Continued Fractions of Harmonic Numbers

[David Wilson]

----- Original Message ----- 
From: "Leroy Quet" <qq-quet at mindspring.com>
To: <seqfan at ext.jussieu.fr>
Sent: Friday, May 27, 2005 3:12 PM
Subject: Continued Fractions of Harmonic Numbers


>I am wondering about the sequence where the nth term is the lowest
> positive m where the simple continued fraction of
> sum{k=1 to m} 1/k
> has exactly n terms.
>
> I get that the sequence starts 1, 2, 3, 6, 5,...
>
> Is this sequence in the EIS?

Is the fundamental sequence in the OEIS, namely, a(n) = number of terms in 
continued fraction of nth harmonic number?  If so, then your sequence can be 
described as the least inverse of a.

> Is there a term defined for every n? ie - is every number of terms
> represented among the continued fractions of harmonic numbers?
> Or are there some n's where no CF of any harmonic number has exactly n
> terms?

I am sure that as n grows, the above-described a(n) grows erratically 
without bound (although I would be surprised if you could come up with a 
decent lower bound).  In its erratic hopping around, it is not unthinkable 
that a(n) misses some small value m, then eventually n grows large enough 
that a(n) > m, so that a(n) = m has no solution.  This is fairly common 
behavior erratic sequences.

For example, consider the sequence

a(n) = SumOfDigits(3^n)/9

for n >= 2.  This sequence grows with approximately linear but erratic 
growth.  a(n) takes on every value m < 62, but apparently misses a(n) = m = 
62.  a(n) continues to grow until it becomes apparent (but provable at best 
with great difficulty) that a(n) will never again be as small as 62.  So we 
can confidently say that a^-1(62) does not exist.

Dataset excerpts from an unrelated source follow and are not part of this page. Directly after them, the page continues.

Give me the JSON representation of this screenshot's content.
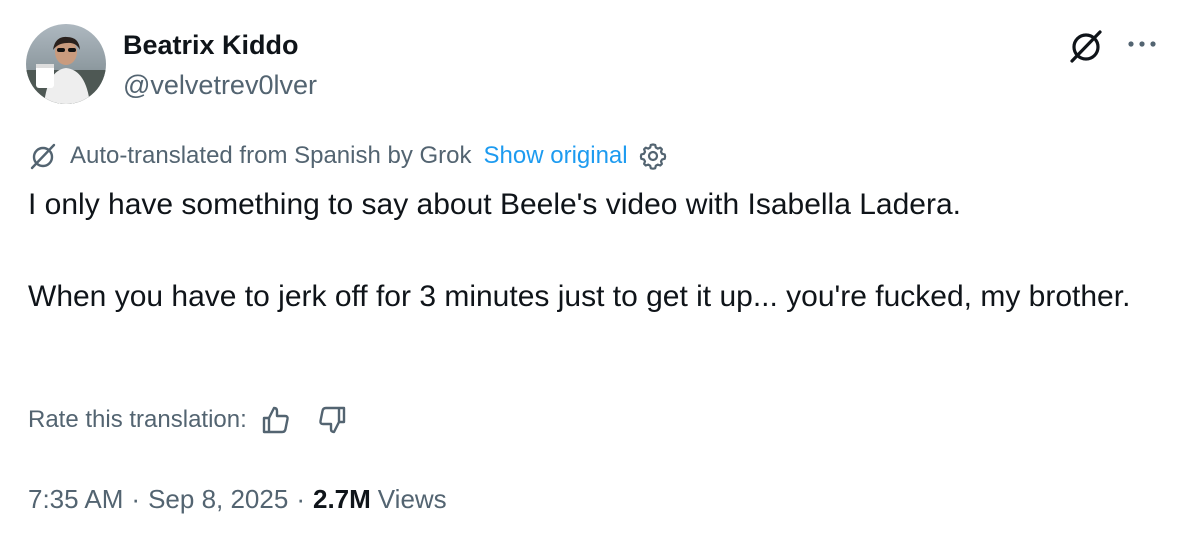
{
  "author": {
    "display_name": "Beatrix Kiddo",
    "handle": "@velvetrev0lver",
    "avatar_icon": "profile-photo"
  },
  "header_actions": {
    "grok_icon": "grok-icon",
    "more_icon": "more-horizontal-icon"
  },
  "translation": {
    "label": "Auto-translated from Spanish by Grok",
    "show_original": "Show original",
    "settings_icon": "gear-icon"
  },
  "tweet": {
    "paragraphs": [
      "I only have something to say about Beele's video with Isabella Ladera.",
      "When you have to jerk off for 3 minutes just to get it up... you're fucked, my brother."
    ]
  },
  "rating": {
    "label": "Rate this translation:",
    "thumbs_up_icon": "thumbs-up-icon",
    "thumbs_down_icon": "thumbs-down-icon"
  },
  "meta": {
    "time": "7:35 AM",
    "separator": "·",
    "date": "Sep 8, 2025",
    "views_count": "2.7M",
    "views_label": "Views"
  },
  "colors": {
    "text_primary": "#0f1419",
    "text_secondary": "#536471",
    "link": "#1d9bf0"
  }
}
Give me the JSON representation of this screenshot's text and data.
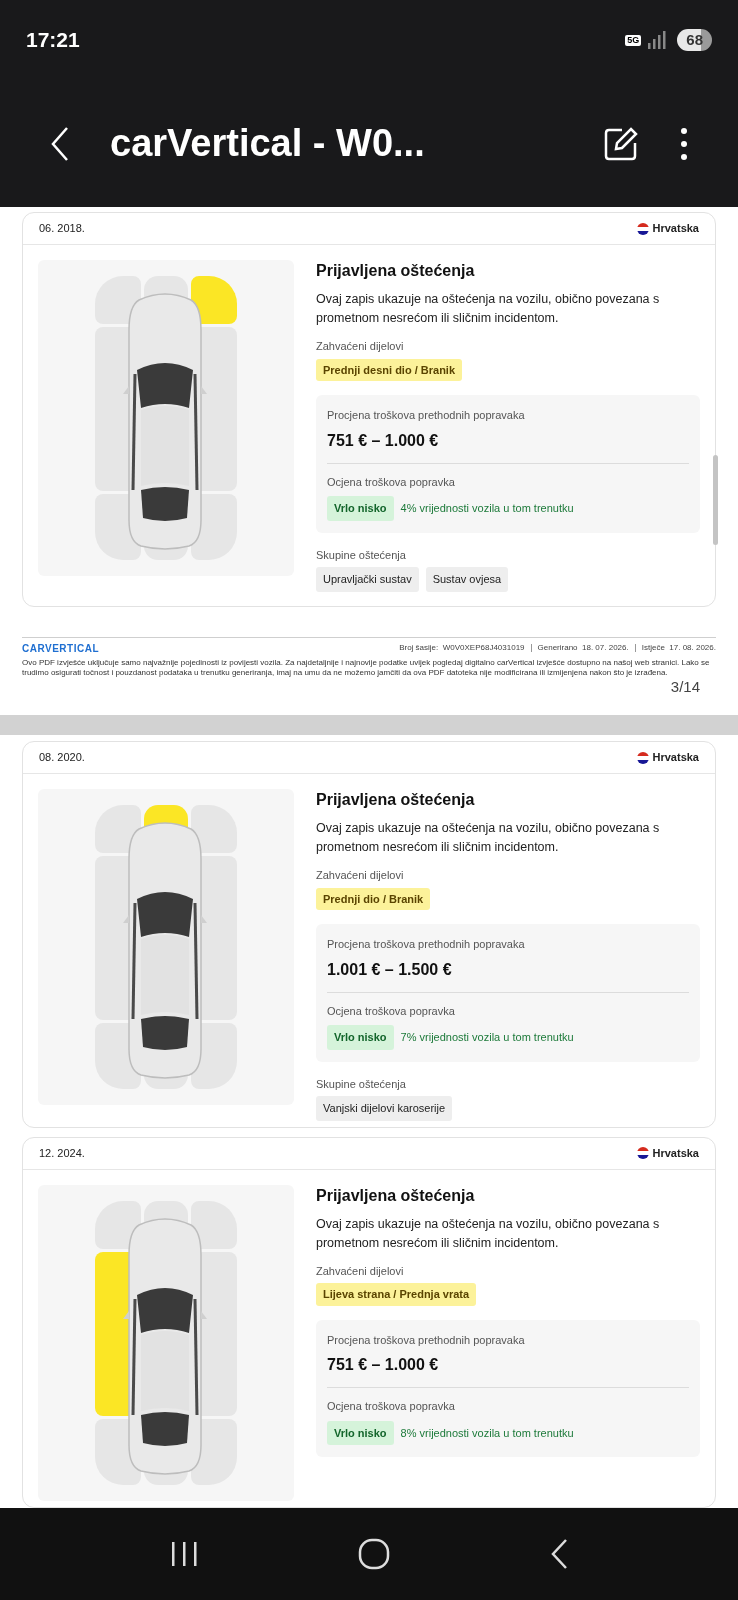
{
  "status_bar": {
    "time": "17:21",
    "network": "5G",
    "battery": "68"
  },
  "app_bar": {
    "title": "carVertical - W0..."
  },
  "pages": [
    {
      "records": [
        {
          "date": "06. 2018.",
          "country": "Hrvatska",
          "title": "Prijavljena oštećenja",
          "description": "Ovaj zapis ukazuje na oštećenja na vozilu, obično povezana s prometnom nesrećom ili sličnim incidentom.",
          "affected_label": "Zahvaćeni dijelovi",
          "affected_part": "Prednji desni dio / Branik",
          "zones": [
            false,
            false,
            true,
            false,
            false,
            false,
            false,
            false
          ],
          "cost_label": "Procjena troškova prethodnih popravaka",
          "cost_range": "751 € – 1.000 €",
          "rating_label": "Ocjena troškova popravka",
          "rating": "Vrlo nisko",
          "rating_note": "4% vrijednosti vozila u tom trenutku",
          "groups_label": "Skupine oštećenja",
          "groups": [
            "Upravljački sustav",
            "Sustav ovjesa"
          ]
        }
      ],
      "footer": {
        "logo": "CARVERTICAL",
        "chassis": "Broj šasije:  W0V0XEP68J4031019",
        "generated": "Generirano  18. 07. 2026.",
        "expires": "Istječe  17. 08. 2026.",
        "disclaimer": "Ovo PDF izvješće uključuje samo najvažnije pojedinosti iz povijesti vozila. Za najdetaljnije i najnovije podatke uvijek pogledaj digitalno carVertical izvješće dostupno na našoj web stranici. Lako se trudimo osigurati točnost i pouzdanost podataka u trenutku generiranja, imaj na umu da ne možemo jamčiti da ova PDF datoteka nije modificirana ili izmijenjena nakon što je izrađena.",
        "page_number": "3/14"
      }
    },
    {
      "records": [
        {
          "date": "08. 2020.",
          "country": "Hrvatska",
          "title": "Prijavljena oštećenja",
          "description": "Ovaj zapis ukazuje na oštećenja na vozilu, obično povezana s prometnom nesrećom ili sličnim incidentom.",
          "affected_label": "Zahvaćeni dijelovi",
          "affected_part": "Prednji dio / Branik",
          "zones": [
            false,
            true,
            false,
            false,
            false,
            false,
            false,
            false
          ],
          "cost_label": "Procjena troškova prethodnih popravaka",
          "cost_range": "1.001 € – 1.500 €",
          "rating_label": "Ocjena troškova popravka",
          "rating": "Vrlo nisko",
          "rating_note": "7% vrijednosti vozila u tom trenutku",
          "groups_label": "Skupine oštećenja",
          "groups": [
            "Vanjski dijelovi karoserije"
          ]
        },
        {
          "date": "12. 2024.",
          "country": "Hrvatska",
          "title": "Prijavljena oštećenja",
          "description": "Ovaj zapis ukazuje na oštećenja na vozilu, obično povezana s prometnom nesrećom ili sličnim incidentom.",
          "affected_label": "Zahvaćeni dijelovi",
          "affected_part": "Lijeva strana / Prednja vrata",
          "zones": [
            false,
            false,
            false,
            true,
            false,
            false,
            false,
            false
          ],
          "cost_label": "Procjena troškova prethodnih popravaka",
          "cost_range": "751 € – 1.000 €",
          "rating_label": "Ocjena troškova popravka",
          "rating": "Vrlo nisko",
          "rating_note": "8% vrijednosti vozila u tom trenutku"
        }
      ]
    }
  ]
}
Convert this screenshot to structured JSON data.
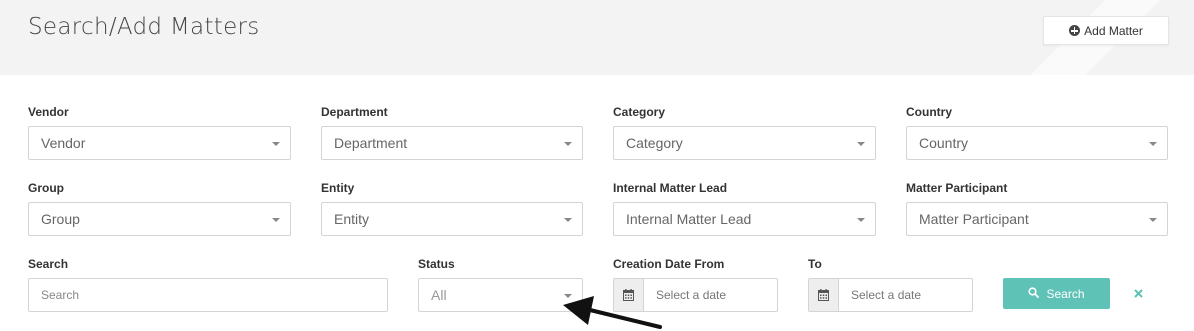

> Another related sequence I wonder about:
>
> If there are a finite number of m's where, for every n, the mth harmonic
> number has exactly n terms in its CF (if there are no n's where an
> infinite number of harmonic numbers has exactly n terms in their CFs),
> then we can form the sequence of the *highest* integer m where the mth
> harmonic number has exactly n terms.
>
> Sequence starts: 1,...
>
> I do not know if this sequence has every term defined either.
>
> thanks,
> Leroy Quet